Tony Blair opens the foreword to Phillip Gould’s The Unfinished Revolution with a piece of advice for the Labour party: “Start with an honest analysis of why you are in opposition”. It is a demand that moderates never cease to make of the membership, and it feels brutally necessary now. 

It is impossible to understate how bad Labour’s defeat was. In every inch that 2017 meant progress, 2019 meant destruction. In the way of Scotland before it, Labour’s inability to find a way to balance its stable coalition after a referendum meant that another one of the party’s heartlands has been usurped, in this case by the Tories. The losses are devastating, and there is no assurances they will be temporary.  Labour could very well be looking at never again having a majority. It could just as well be much worst.

It is also worth looking at just who Labour lost to: of all the damned creepy crawlies that stain God’s green Earth, there are only a few worse than Boris Johnson. He is Britain’s golden child, coddled and protected by its media, who sees him a benevolent chap who despite his colourful humor, is fun to have at parties. He lies, cheats and has made a living out of mocking the weak and vulnerable. It was the Labour party’s obligation to make this man’s name synonym for failure: instead, he became an example to be followed.

These are all familiar claims by Corbynsceptics. They can see very clearly what went wrong and the implications of that failure. Why, then, can they not set that same analytical eye to themselves?

It must be said: the Labour Right is woefully unsuited to lead a party. It has made a religion out of repeating certain names (davidmiliband, they mutter under their breath, as though this can keep the demons at bay. Jessphillips). It offers no solutions. It does not have a narrative, compelling or otherwise, to tell about the country. We are told, time and time again, that once they get their hands on the party, things will settle back into reality, and life will be good again. Yet they unrelentingly fail the task of taking it back, screaming into their Twitter accounts, their media interviews and columns, I’ll get you, my pretty, and your little dog too. 

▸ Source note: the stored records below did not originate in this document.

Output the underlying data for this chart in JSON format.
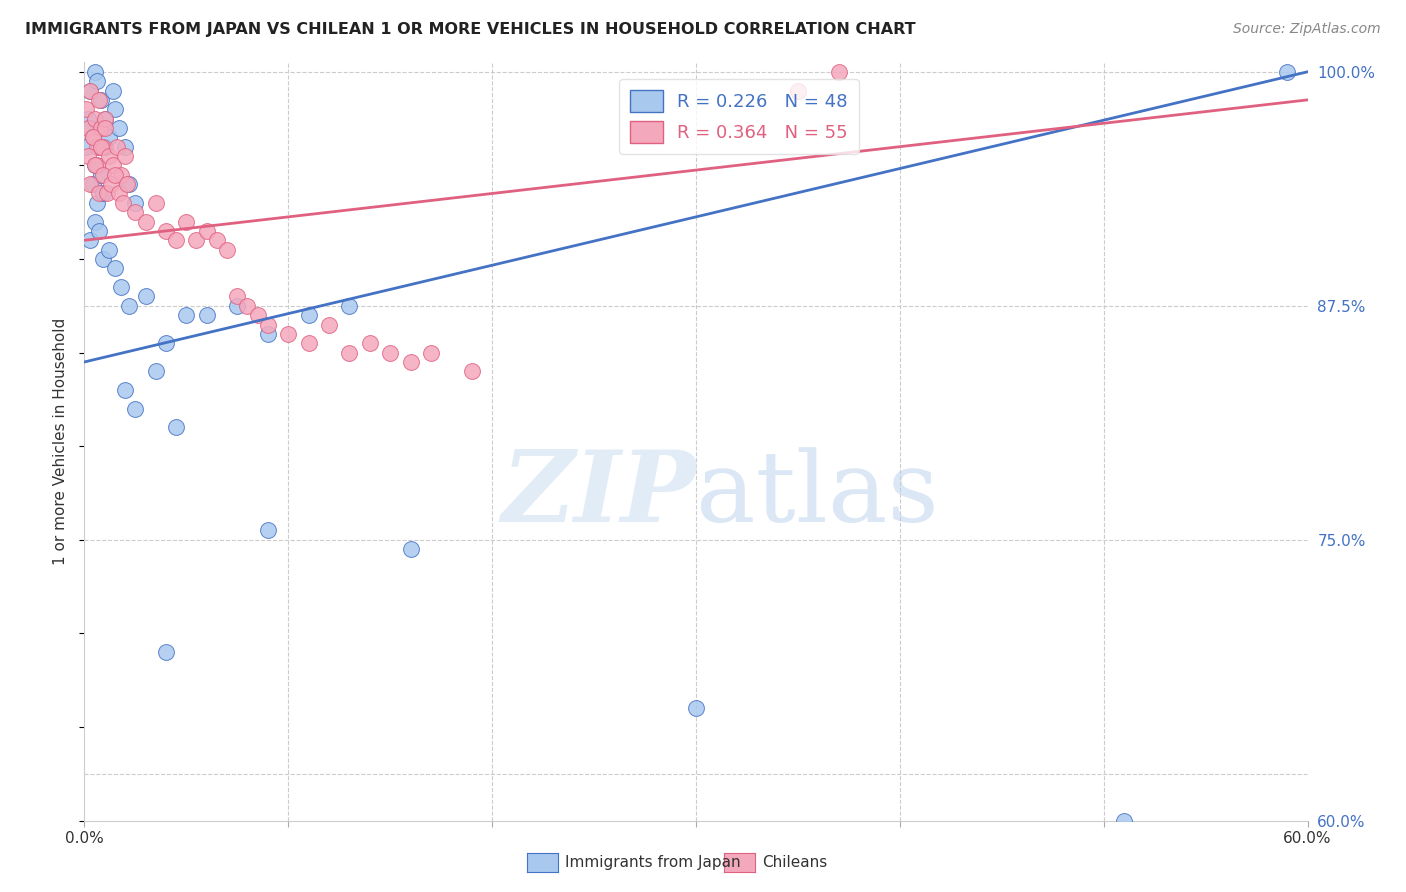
{
  "title": "IMMIGRANTS FROM JAPAN VS CHILEAN 1 OR MORE VEHICLES IN HOUSEHOLD CORRELATION CHART",
  "source": "Source: ZipAtlas.com",
  "ylabel": "1 or more Vehicles in Household",
  "legend_japan": "Immigrants from Japan",
  "legend_chile": "Chileans",
  "R_japan": 0.226,
  "N_japan": 48,
  "R_chile": 0.364,
  "N_chile": 55,
  "xlim": [
    0.0,
    0.6
  ],
  "ylim": [
    0.6,
    1.005
  ],
  "color_japan": "#A8C8EE",
  "color_chile": "#F4A8BC",
  "line_color_japan": "#4472C4",
  "line_color_chile": "#E06080",
  "background": "#FFFFFF",
  "japan_x": [
    0.001,
    0.002,
    0.003,
    0.004,
    0.005,
    0.006,
    0.007,
    0.008,
    0.009,
    0.01,
    0.003,
    0.005,
    0.006,
    0.008,
    0.01,
    0.012,
    0.014,
    0.015,
    0.017,
    0.02,
    0.022,
    0.025,
    0.003,
    0.005,
    0.007,
    0.009,
    0.012,
    0.015,
    0.018,
    0.022,
    0.03,
    0.04,
    0.05,
    0.06,
    0.075,
    0.09,
    0.11,
    0.13,
    0.02,
    0.025,
    0.035,
    0.045,
    0.09,
    0.16,
    0.59,
    0.04,
    0.3,
    0.51
  ],
  "japan_y": [
    0.96,
    0.975,
    0.97,
    0.94,
    0.95,
    0.93,
    0.96,
    0.945,
    0.935,
    0.96,
    0.99,
    1.0,
    0.995,
    0.985,
    0.975,
    0.965,
    0.99,
    0.98,
    0.97,
    0.96,
    0.94,
    0.93,
    0.91,
    0.92,
    0.915,
    0.9,
    0.905,
    0.895,
    0.885,
    0.875,
    0.88,
    0.855,
    0.87,
    0.87,
    0.875,
    0.86,
    0.87,
    0.875,
    0.83,
    0.82,
    0.84,
    0.81,
    0.755,
    0.745,
    1.0,
    0.69,
    0.66,
    0.6
  ],
  "chile_x": [
    0.001,
    0.002,
    0.003,
    0.004,
    0.005,
    0.006,
    0.007,
    0.008,
    0.009,
    0.01,
    0.002,
    0.004,
    0.006,
    0.008,
    0.01,
    0.012,
    0.014,
    0.016,
    0.018,
    0.02,
    0.003,
    0.005,
    0.007,
    0.009,
    0.011,
    0.013,
    0.015,
    0.017,
    0.019,
    0.021,
    0.025,
    0.03,
    0.035,
    0.04,
    0.045,
    0.05,
    0.055,
    0.06,
    0.065,
    0.07,
    0.075,
    0.08,
    0.085,
    0.09,
    0.1,
    0.11,
    0.12,
    0.13,
    0.14,
    0.15,
    0.16,
    0.17,
    0.19,
    0.35,
    0.37
  ],
  "chile_y": [
    0.98,
    0.97,
    0.99,
    0.965,
    0.975,
    0.96,
    0.985,
    0.97,
    0.96,
    0.975,
    0.955,
    0.965,
    0.95,
    0.96,
    0.97,
    0.955,
    0.95,
    0.96,
    0.945,
    0.955,
    0.94,
    0.95,
    0.935,
    0.945,
    0.935,
    0.94,
    0.945,
    0.935,
    0.93,
    0.94,
    0.925,
    0.92,
    0.93,
    0.915,
    0.91,
    0.92,
    0.91,
    0.915,
    0.91,
    0.905,
    0.88,
    0.875,
    0.87,
    0.865,
    0.86,
    0.855,
    0.865,
    0.85,
    0.855,
    0.85,
    0.845,
    0.85,
    0.84,
    0.99,
    1.0
  ],
  "line_japan_x0": 0.0,
  "line_japan_x1": 0.6,
  "line_japan_y0": 0.845,
  "line_japan_y1": 1.0,
  "line_chile_x0": 0.0,
  "line_chile_x1": 0.6,
  "line_chile_y0": 0.91,
  "line_chile_y1": 0.985
}
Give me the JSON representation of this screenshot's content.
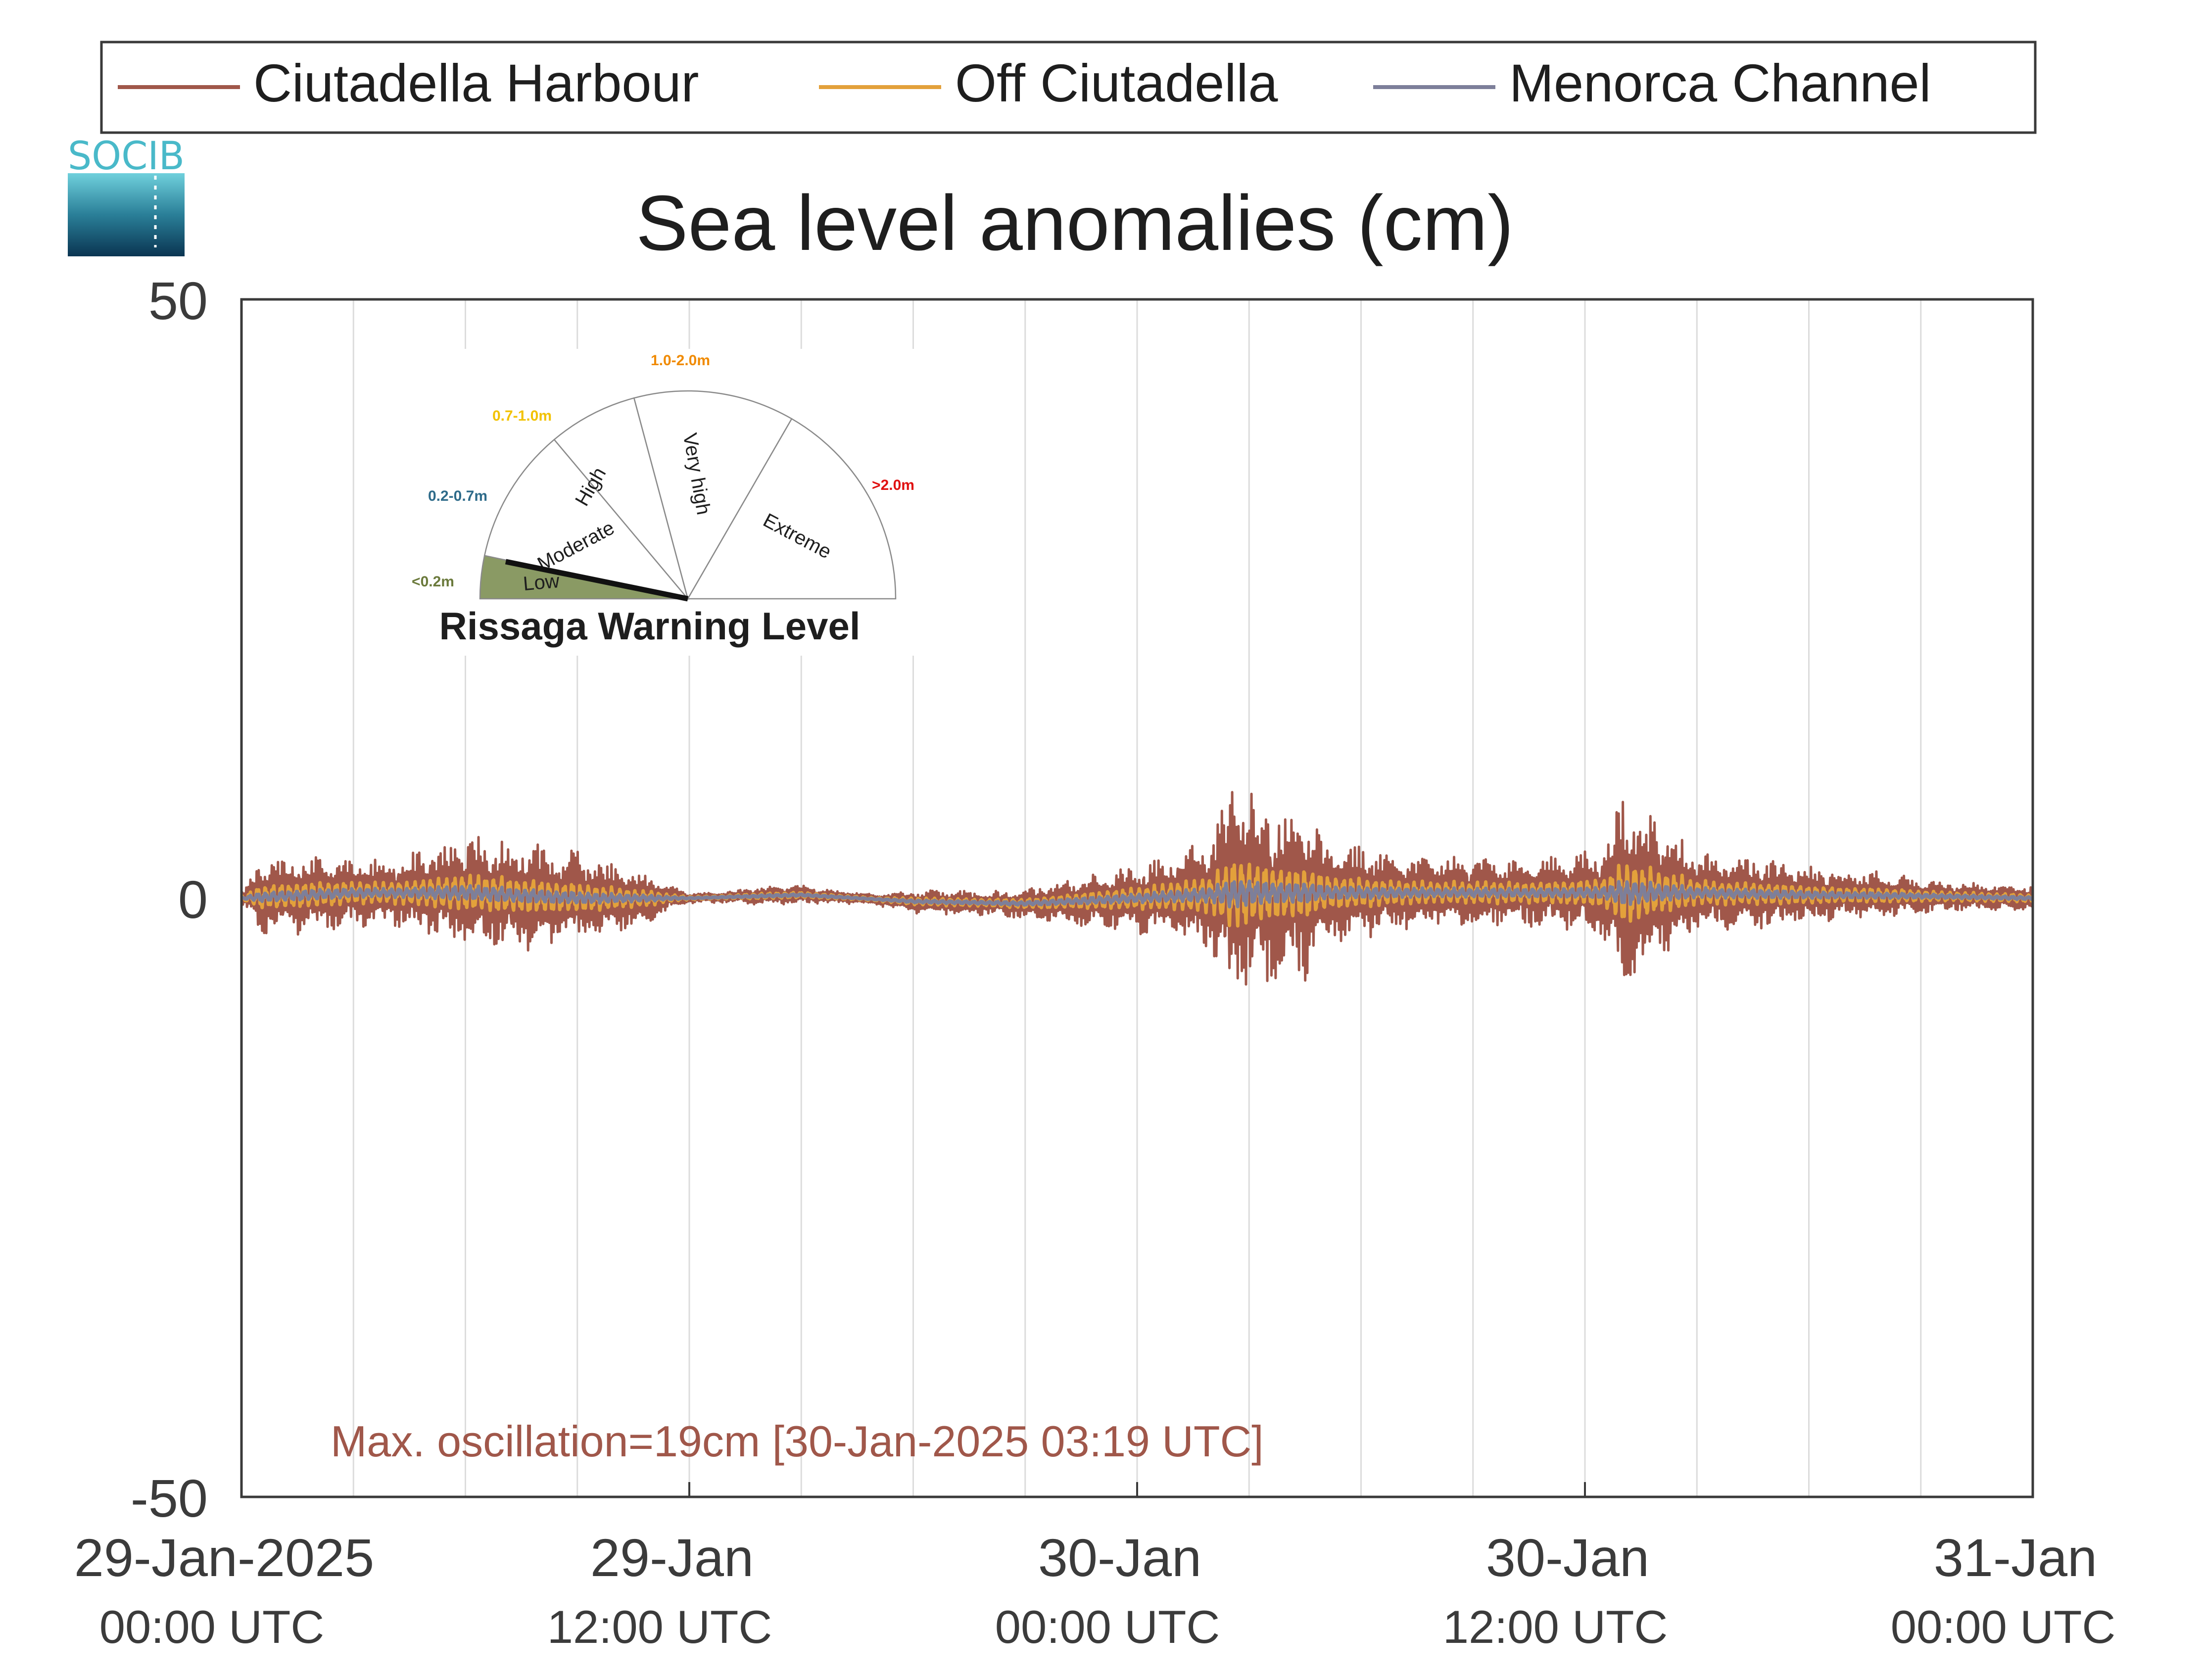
{
  "logo": {
    "text": "SOCIB"
  },
  "legend": {
    "items": [
      {
        "label": "Ciutadella Harbour",
        "color": "#a0574a"
      },
      {
        "label": "Off Ciutadella",
        "color": "#e3a13b"
      },
      {
        "label": "Menorca Channel",
        "color": "#7d7f9a"
      }
    ],
    "placement": "top"
  },
  "gauge": {
    "title": "Rissaga Warning Level",
    "levels": [
      {
        "name": "Low",
        "range": "<0.2m",
        "range_color": "#6b7a3c",
        "fill": "#8a9a64"
      },
      {
        "name": "Moderate",
        "range": "0.2-0.7m",
        "range_color": "#2e6b8a",
        "fill": "#ffffff"
      },
      {
        "name": "High",
        "range": "0.7-1.0m",
        "range_color": "#f2c200",
        "fill": "#ffffff"
      },
      {
        "name": "Very high",
        "range": "1.0-2.0m",
        "range_color": "#f08a00",
        "fill": "#ffffff"
      },
      {
        "name": "Extreme",
        "range": ">2.0m",
        "range_color": "#e01010",
        "fill": "#ffffff"
      }
    ],
    "active_level": "Low"
  },
  "chart_data": {
    "type": "line",
    "title": "Sea level anomalies (cm)",
    "xlabel": "",
    "ylabel": "",
    "ylim": [
      -50,
      50
    ],
    "yticks": [
      -50,
      0,
      50
    ],
    "xlim_hours": [
      0,
      48
    ],
    "grid": "vertical lines every 3 h",
    "x_ticks": [
      {
        "line1": "29-Jan-2025",
        "line2": "00:00 UTC"
      },
      {
        "line1": "29-Jan",
        "line2": "12:00 UTC"
      },
      {
        "line1": "30-Jan",
        "line2": "00:00 UTC"
      },
      {
        "line1": "30-Jan",
        "line2": "12:00 UTC"
      },
      {
        "line1": "31-Jan",
        "line2": "00:00 UTC"
      }
    ],
    "annotation": "Max. oscillation=19cm [30-Jan-2025 03:19 UTC]",
    "series": [
      {
        "name": "Ciutadella Harbour",
        "color": "#a0574a",
        "envelope_hour": [
          0,
          0.5,
          1,
          2,
          3,
          4,
          5,
          6,
          7,
          8,
          9,
          10,
          11,
          11.5,
          12,
          13,
          14,
          15,
          16,
          17,
          18,
          19,
          20,
          21,
          22,
          23,
          24,
          25,
          26,
          26.5,
          27,
          27.5,
          28,
          28.5,
          29,
          30,
          31,
          32,
          33,
          34,
          35,
          36,
          36.5,
          37,
          37.5,
          38,
          38.5,
          39,
          40,
          41,
          42,
          43,
          44,
          45,
          46,
          47,
          48
        ],
        "envelope_amp_cm": [
          0.5,
          3,
          3.5,
          3.5,
          3,
          3,
          4,
          5,
          5,
          4.5,
          4,
          3,
          2,
          1,
          0.5,
          0.5,
          0.8,
          0.8,
          0.6,
          0.5,
          1,
          1,
          1,
          1.3,
          1.8,
          2.5,
          3,
          4,
          5,
          10,
          9,
          8,
          7,
          7.5,
          5,
          4,
          3.5,
          3,
          3,
          3,
          3,
          3.5,
          4,
          9,
          8,
          6,
          5,
          3.5,
          3,
          3,
          2.5,
          2,
          2,
          1.5,
          1.2,
          1.2,
          1
        ],
        "mean_hour": [
          0,
          3,
          6,
          9,
          12,
          15,
          18,
          21,
          24,
          27,
          30,
          33,
          36,
          39,
          42,
          45,
          48
        ],
        "mean_cm": [
          0,
          0.5,
          0.5,
          0,
          0,
          0.3,
          -0.3,
          -0.5,
          0,
          0.5,
          0.5,
          0.5,
          0.5,
          0.5,
          0.3,
          0.2,
          0
        ],
        "max_oscillation_cm": 19
      },
      {
        "name": "Off Ciutadella",
        "color": "#e3a13b",
        "amp_scale": 0.32
      },
      {
        "name": "Menorca Channel",
        "color": "#7d7f9a",
        "amp_scale": 0.13
      }
    ]
  }
}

It is a truth universally acknowledged that everything in the Labour party is factional, and anyone who tells you otherwise is trying to write for The Social Review.  The Labour Right, however, behaves indulgently. Even now, it has sent itself into paroxysms of rage about Jeremy Corbyn resigning even though he has functionally already done so. They mirror the hard left isolationism they so often mock. They are frustrated with the very public they should entice. They scoff and treat it with contempt. They cannot be silent, even if it would make them more electable. They cannot compromise even when they certainly should. 

It should be obvious to all by now that the only way out of Corbynism is through. This is not only true policy wise, where the proposals made by the manifesto will not be put back on the shelf, but also of the way Corbyn does politics. The Labour membership is different now. It is not perfect, but at the end of the day, these are the hearts and minds that must be won over. 

More importantly, beyond the obvious electoral instinct of not offending those you need to vote for you, these were people who were dedicated to the party and its ideas, who put in hours of their time into electing MPs. They were just mistreated by Corbynism as anyone else. They were given a bad leader. They were given a lacklustre campaign plan, which focused on grand ambitions and not strategy. They were given ideas that were not properly defended or explained. It is pleasing to pretend that these were evil trot entryists and that their pain is a delight, but most of them were simply activists who wanted a better life for themselves and for those around them. Those who cannot express empathy to the membership are not fit to lead it.  

If the idea of winning back this audience seems so repulsive and hard, there is terrible news ahead: the country will be much harder, and Boris Johnson will not be vulnerable to skullduggery, and nobody else will do this work – not the voters, and certainly not the media, as this election has proven. Some like to say “There is no divine mandate to the Labour party”. It is true. Likewise, no given faction has any divine right to rule it. There is no anointed heir, nor any simple answers. Those who wish to save it must earn it, and do so quickly: increasingly, there is less and less to fight for.